La acumulación de información, cualquiera sea la naturaleza de esta—números telefónicos, dietas alimenticias, datos sobre un partido, un político, un producto o una empresa—casi siempre guarda familiaridad con los gustos básicos, hábitos e inclinaciones de las personas.

El manejo exacto de esta información por terceros, puede resultar de mucho valor en el diseño y ejecución de una estrategia de mercadeo de los candidatos, de servicios, productos o instituciones.

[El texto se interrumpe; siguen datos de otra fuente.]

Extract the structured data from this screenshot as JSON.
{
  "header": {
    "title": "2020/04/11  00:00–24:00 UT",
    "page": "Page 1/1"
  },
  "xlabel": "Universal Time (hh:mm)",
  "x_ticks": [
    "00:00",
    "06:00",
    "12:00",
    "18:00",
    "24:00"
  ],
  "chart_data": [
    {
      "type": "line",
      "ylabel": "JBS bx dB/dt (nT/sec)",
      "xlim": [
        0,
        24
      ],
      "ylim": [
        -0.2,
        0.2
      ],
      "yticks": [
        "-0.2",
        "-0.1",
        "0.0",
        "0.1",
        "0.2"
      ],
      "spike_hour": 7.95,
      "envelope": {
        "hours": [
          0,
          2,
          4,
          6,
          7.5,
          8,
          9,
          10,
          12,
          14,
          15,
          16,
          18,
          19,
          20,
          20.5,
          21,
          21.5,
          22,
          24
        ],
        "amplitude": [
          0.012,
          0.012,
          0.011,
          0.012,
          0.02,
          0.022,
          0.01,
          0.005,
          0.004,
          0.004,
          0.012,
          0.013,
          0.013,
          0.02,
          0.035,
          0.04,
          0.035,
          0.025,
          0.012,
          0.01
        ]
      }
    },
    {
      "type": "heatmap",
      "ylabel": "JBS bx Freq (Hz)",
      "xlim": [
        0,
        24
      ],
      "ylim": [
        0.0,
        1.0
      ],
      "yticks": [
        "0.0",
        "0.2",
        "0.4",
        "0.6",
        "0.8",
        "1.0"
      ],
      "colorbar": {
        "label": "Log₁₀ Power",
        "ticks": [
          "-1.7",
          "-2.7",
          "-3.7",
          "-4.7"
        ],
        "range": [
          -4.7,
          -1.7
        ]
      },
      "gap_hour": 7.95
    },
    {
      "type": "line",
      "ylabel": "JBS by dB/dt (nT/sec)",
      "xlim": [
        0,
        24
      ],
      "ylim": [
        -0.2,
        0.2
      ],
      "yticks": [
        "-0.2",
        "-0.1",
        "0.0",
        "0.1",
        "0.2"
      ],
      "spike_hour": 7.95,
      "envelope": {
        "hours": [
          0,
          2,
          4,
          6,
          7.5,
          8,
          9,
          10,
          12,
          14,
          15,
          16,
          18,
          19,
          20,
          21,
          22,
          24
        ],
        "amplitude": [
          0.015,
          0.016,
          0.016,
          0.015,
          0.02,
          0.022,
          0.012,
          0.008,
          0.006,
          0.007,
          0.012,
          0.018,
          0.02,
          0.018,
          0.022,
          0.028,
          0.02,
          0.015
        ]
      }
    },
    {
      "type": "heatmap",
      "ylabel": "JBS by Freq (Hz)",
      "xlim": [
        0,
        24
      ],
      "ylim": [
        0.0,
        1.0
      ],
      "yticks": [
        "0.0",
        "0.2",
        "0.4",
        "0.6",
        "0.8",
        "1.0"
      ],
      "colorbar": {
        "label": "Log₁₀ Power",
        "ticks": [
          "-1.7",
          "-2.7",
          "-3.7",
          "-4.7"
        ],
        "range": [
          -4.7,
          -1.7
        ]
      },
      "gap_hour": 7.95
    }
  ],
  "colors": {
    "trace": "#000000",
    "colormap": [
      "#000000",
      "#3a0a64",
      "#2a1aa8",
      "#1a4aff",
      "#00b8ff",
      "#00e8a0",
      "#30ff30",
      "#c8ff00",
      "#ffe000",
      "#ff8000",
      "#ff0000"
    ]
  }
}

Philip Lesly nos dice: “Hay una tendencia en cada individuo a tratar de asegurarse que estas diversas partidas de información almacenada, sean armoniosas entre sí y que estén, en cuanto sea  posible, acordes con sus hábitos y actitudes. Por ejemplo, algunas experiencias han indicado que los fumadores muy empedernidos son menos propicios que otros a recordar noticias acerca de la relación entre el fumar cigarrillos y el cáncer. Aquellos que tienen un prejuicio contra un cierto grupo de población, tienden a recordar menos hechos favorables y más adversos acerca de este grupo que otros que no tienen aquel prejuicio, y así sucesivamente. Las formaciones que tienden a interferirse con la consecución de una meta determinada, son poco útiles e incómodas  y propicias a ser olvidadas o consideradas como insolventes o inconsistentes”.

Esta teoría se aplica al ámbito de la estrategia política. Hay que reconocer, antes que nada, que la pericia en el lenguaje y las habilidades persuasivas de un candidato, así como los méritos de una buena campaña, no bastan siempre para modificar los criterios del público o para reforzar las opiniones de los grupos que ya comparten una idea o una propuesta política. Es un error basar una campaña en la creencia de que sólo estos elementos bastan para alcanzar el éxito.